I walked with him to his car, then watched him drive down the dirt road, his convertible top down, a Smi
ley Lewis tape blaring from his loudspeakers, determined not to let mortality and the exigencies of his own battered soul hold sway in his life.
I went to the office, but I couldn’t quite shake a thought Clete had planted in my head. His thinking and behavior were eccentric, his physical appetites legendary, his periodic excursions into mayhem of epic proportions, but under it all Clete was still the most intelligent and perceptive police officer I had ever known. He not only understood criminals, he understood the society that produced them. When he was a patrolman in the Garden District, he busted a choleric, obnoxious United States congressman for D.W.I. and hit-and-run and had the congressman’s car towed to the pound. When the congressman and his girlfriend tried to walk off to a bar on the corner of St. Charles and Napoleon, Clete handcuffed him to a fireplug.

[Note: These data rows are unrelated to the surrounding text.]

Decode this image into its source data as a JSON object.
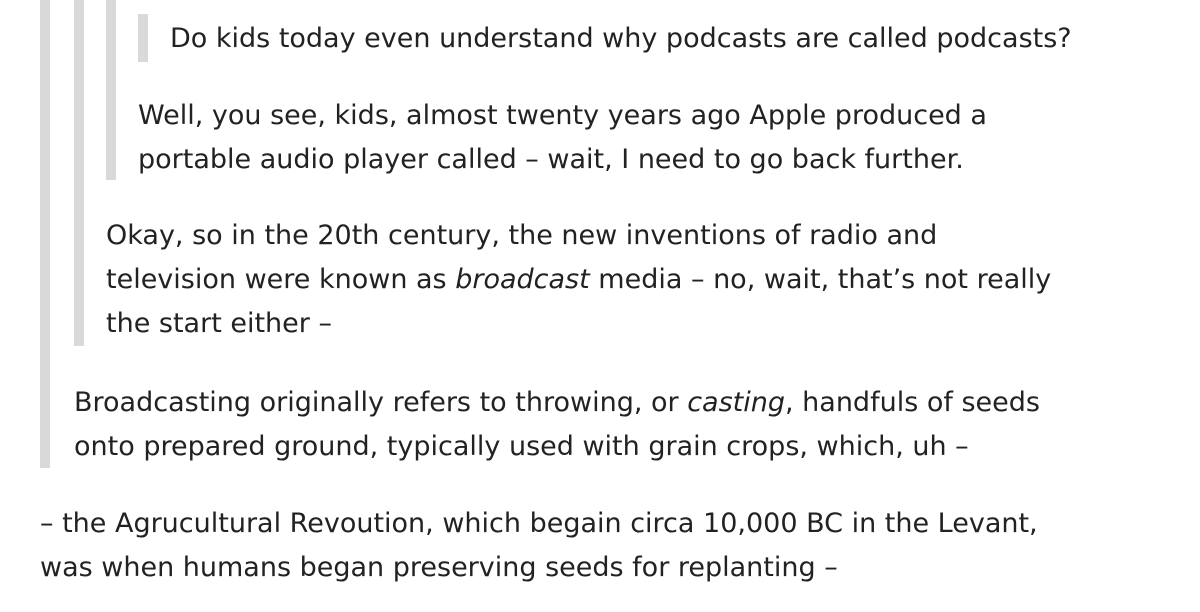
{
  "thread": {
    "post1": {
      "line1": "Do kids today even understand why podcasts are called podcasts?"
    },
    "post2": {
      "line1": "Well, you see, kids, almost twenty years ago Apple produced a",
      "line2": "portable audio player called – wait, I need to go back further."
    },
    "post3": {
      "line1": "Okay, so in the 20th century, the new inventions of radio and",
      "line2_before": "television were known as ",
      "line2_em": "broadcast",
      "line2_after": " media – no, wait, that’s not really",
      "line3": "the start either –"
    },
    "post4": {
      "line1_before": "Broadcasting originally refers to throwing, or ",
      "line1_em": "casting",
      "line1_after": ", handfuls of seeds",
      "line2": "onto prepared ground, typically used with grain crops, which, uh –"
    },
    "post5": {
      "line1": "– the Agrucultural Revoution, which begain circa 10,000 BC in the Levant,",
      "line2": "was when humans began preserving seeds for replanting –"
    }
  }
}
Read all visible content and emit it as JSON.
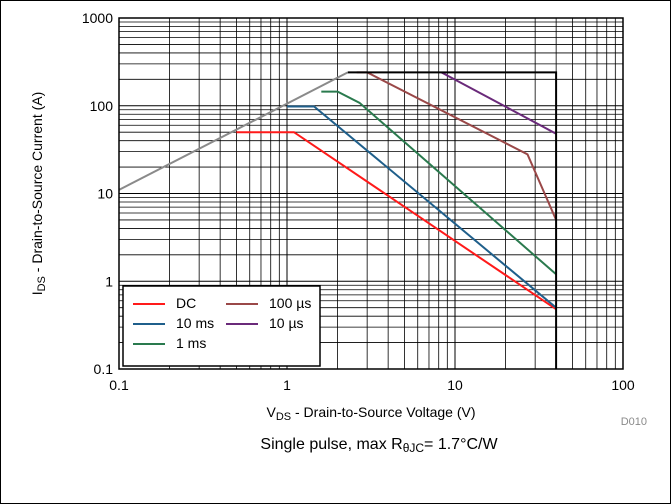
{
  "chart_data": {
    "type": "line",
    "xscale": "log",
    "yscale": "log",
    "xlim": [
      0.1,
      100
    ],
    "ylim": [
      0.1,
      1000
    ],
    "grid": true,
    "x_ticks": [
      "0.1",
      "1",
      "10",
      "100"
    ],
    "y_ticks": [
      "0.1",
      "1",
      "10",
      "100",
      "1000"
    ],
    "xlabel": {
      "prefix": "V",
      "sub": "DS",
      "suffix": " - Drain-to-Source Voltage (V)"
    },
    "ylabel": {
      "prefix": "I",
      "sub": "DS",
      "suffix": " - Drain-to-Source Current (A)"
    },
    "footnote": {
      "prefix": "Single pulse, max R",
      "sub": "θJC",
      "suffix": "= 1.7°C/W"
    },
    "code": "D010",
    "legend_position": "bottom-left",
    "legend_columns": [
      [
        "DC",
        "10 ms",
        "1 ms"
      ],
      [
        "100 µs",
        "10 µs"
      ]
    ],
    "series": [
      {
        "name": "DC",
        "color": "#ff1a1a",
        "points": [
          [
            0.5,
            50
          ],
          [
            1.1,
            50
          ],
          [
            40,
            0.48
          ]
        ]
      },
      {
        "name": "10 ms",
        "color": "#1f5f8b",
        "points": [
          [
            1.0,
            98
          ],
          [
            1.45,
            98
          ],
          [
            40,
            0.5
          ]
        ]
      },
      {
        "name": "1 ms",
        "color": "#2a7a4e",
        "points": [
          [
            1.6,
            145
          ],
          [
            2.0,
            145
          ],
          [
            2.7,
            108
          ],
          [
            40,
            1.2
          ]
        ]
      },
      {
        "name": "100 µs",
        "color": "#9a4848",
        "points": [
          [
            2.6,
            240
          ],
          [
            3.0,
            240
          ],
          [
            27,
            28
          ],
          [
            40,
            5
          ]
        ]
      },
      {
        "name": "10 µs",
        "color": "#6a2a7a",
        "points": [
          [
            8.3,
            240
          ],
          [
            40,
            48
          ]
        ]
      },
      {
        "name": "",
        "color": "#8a8a8a",
        "points": [
          [
            0.1,
            11
          ],
          [
            2.3,
            240
          ]
        ]
      },
      {
        "name": "",
        "color": "#000000",
        "points": [
          [
            2.3,
            240
          ],
          [
            40,
            240
          ],
          [
            40,
            0.1
          ]
        ]
      }
    ]
  }
}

Charges against the congressman were dropped, and one week later Clete found himself reassigned to a program called Neighborhood Outreach. He spent the next year ducking bullets and bricks or garbage cans weighted with water and thrown from roofs at the Desire, Iberville, and St. Thomas projects.
Even though Clete made constant derogatory allusions to the population of petty miscreants and meltdowns that cycles itself daily through the bail bond offices, courts, and jails of every city in America, in reality he viewed most of them as defective rather than evil and treated them with a kind of sardonic respect.
Drug dealers, pimps, sexual predators, jackrollers, and armed robbers were another matter. So were slumlords and politicians on the pad and cops who did scut work for the Mob. But Clete’s real disdain was directed at a state of mind rather than at individuals. He looked upon public displays of charity and morality as the stuff of sideshows. He never trusted people in groups and was convinced that inside every reformer there was a glandular, lascivious, and sweaty creature aching for release.
After Clete made plainclothes, he worked a case involving a Garden District doyenne whose philandering husband went missing on a fishing trip down in Barataria. The husband’s outboard was found floating upside down in the swamp immediately after a storm, the rods, tackle boxes, ice chest, and life preservers washed into the trees. His disappearance was written off as an accidental drowning.